Raytraced display mode is unmitigated disaster!

Rhino 6.30 (2020-10-14) cannot display SubD objects in the raytraced display mode. When I view the SubD objects in the raytraced display mode, the viewport is uniformly white, while the status bar shows progress in rendering. When I tumble the raytraced view, sometimes arctic display mode appears for a small fraction of a second.

Rhino 7 displays SubD objects in the raytraced mode as clouds of dots (shown in the following screenshot). The latest release of Rhino 7 (7.0.20301.12003, 2020-10-27) crashed when I viewed non-SubD object in the raytraced mode. Previous release of Rhino 7 crashed when I viewed SubD objects in the raytraced mode. The outline of the raytraced viewport sometimes trembles chaotically in Rhino 7.

No matter what I display in the raytraced mode of Rhino 6 or 7, Rhino temporarily freezes. It takes me at least one minute to escape from the raytraced display mode because Rhino temporarily freezes. Rhino 7 intermittently shows “Not Responding” message in its window title. (In my opinion, there should be a stop button in the raytraced display mode.)
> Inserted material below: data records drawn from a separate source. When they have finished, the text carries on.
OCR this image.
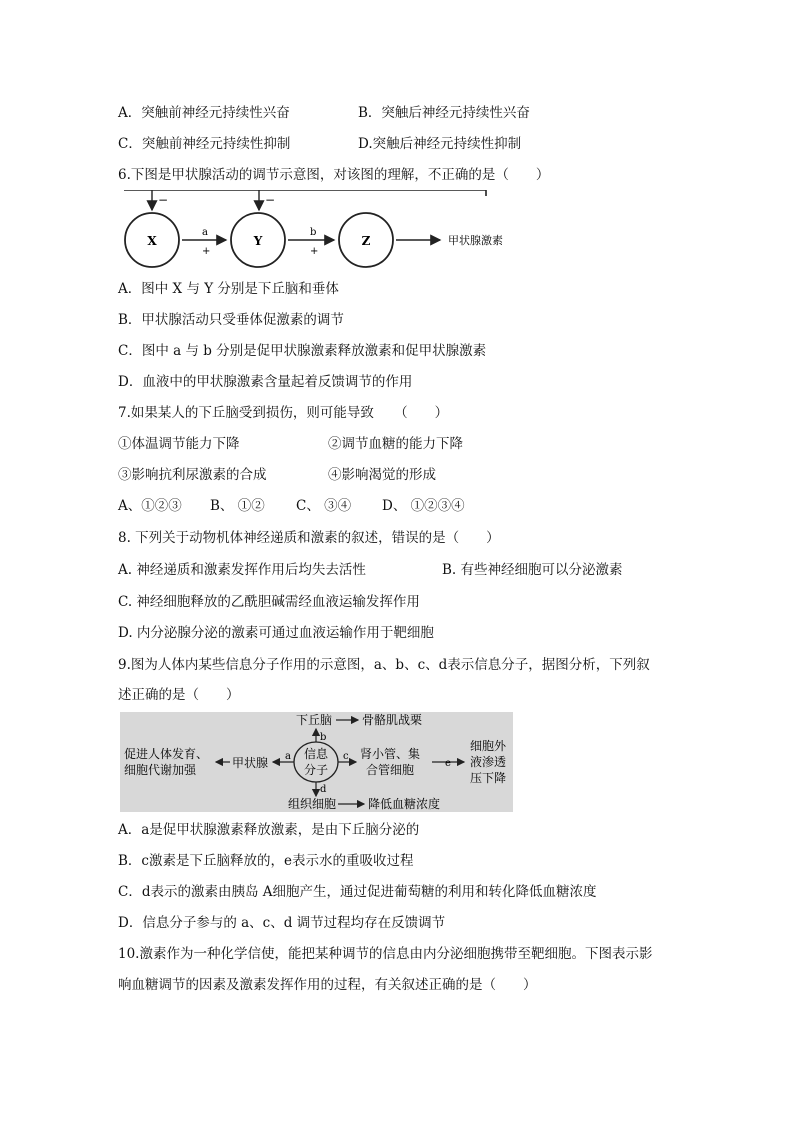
A．突触前神经元持续性兴奋	B．突触后神经元持续性兴奋
C．突触前神经元持续性抑制	D.突触后神经元持续性抑制
6.下图是甲状腺活动的调节示意图，对该图的理解，不正确的是（　　）
−	−
X	Y	Z
a
+
b
+
甲状腺激素
A．图中 X 与 Y 分别是下丘脑和垂体
B．甲状腺活动只受垂体促激素的调节
C．图中 a 与 b 分别是促甲状腺激素释放激素和促甲状腺激素
D．血液中的甲状腺激素含量起着反馈调节的作用
7.如果某人的下丘脑受到损伤，则可能导致　　（　　）
①体温调节能力下降	②调节血糖的能力下降
③影响抗利尿激素的合成	④影响渴觉的形成
A、①②③ B、 ①② C、 ③④ D、 ①②③④
8. 下列关于动物机体神经递质和激素的叙述，错误的是（　　）
A. 神经递质和激素发挥作用后均失去活性	B. 有些神经细胞可以分泌激素
C. 神经细胞释放的乙酰胆碱需经血液运输发挥作用
D. 内分泌腺分泌的激素可通过血液运输作用于靶细胞
9.图为人体内某些信息分子作用的示意图，a、b、c、d表示信息分子，据图分析，下列叙
述正确的是（　　）
信息
分子
下丘脑 骨骼肌战栗
b
a
甲状腺
促进人体发育、
细胞代谢加强
c 肾小管、集
合管细胞	e
细胞外
液渗透
压下降
d
组织细胞	降低血糖浓度
A．a是促甲状腺激素释放激素，是由下丘脑分泌的
B．c激素是下丘脑释放的，e表示水的重吸收过程
C．d表示的激素由胰岛 A细胞产生，通过促进葡萄糖的利用和转化降低血糖浓度
D．信息分子参与的 a、c、d 调节过程均存在反馈调节
10.激素作为一种化学信使，能把某种调节的信息由内分泌细胞携带至靶细胞。下图表示影
响血糖调节的因素及激素发挥作用的过程，有关叙述正确的是（　　）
The rendering panel has ‘reset to defaults’ button. This button does not improve the raytraced display mode in Rhino 6 or Rhino 7.

I use Quadro K2000M graphics card (NVIDIA driver 426.78, 2020-6-24). My laptop has 2GB of dedicated video RAM and 15.8GB of shared video RAM.

Looks like you have set raytraced to run just one pass:

Select the 1 after the slash and set it to 50 or whatever cycle count you are comfortable with.

You also appear to have inverted your view and I find doing that does seem to be a problem in Raytraced (? @nathanletwory) as here:


Raytraced.3dm (140.4 KB)

Regards
Jeremy

When you invert like that the ground plane is above your objects. Objects can not be visible through the ground plane with shadows-only set in Raytraced. The groundplane is still otherwise an object and occludes what is behind it, the background is the exception.

Thanks @nathanletwory. Given that Raytraced is set to use Render settings, could some consideration be given to the two modes behaving consistently, at least under that condition?

And shouldn’t the ground plane be infinite, thereby blocking all rays when seen from below? A black scene seems more appropriate than one which shows the light source as in my example.

[maybe this should be split off into a separate thread?]

And what about this, @nathanletwory ?

Perhaps we need to see your system info and your file @andrew.nowicki ?

I see no problems with Raytraced using either SubD or non-SubD objects. I have been modelling the past week a lot with these for Rhino Render PBR examples. Earlier today I created this non-subd model no problem, much of it while one viewport was running Raytraced. And all that on a MacOS, no less.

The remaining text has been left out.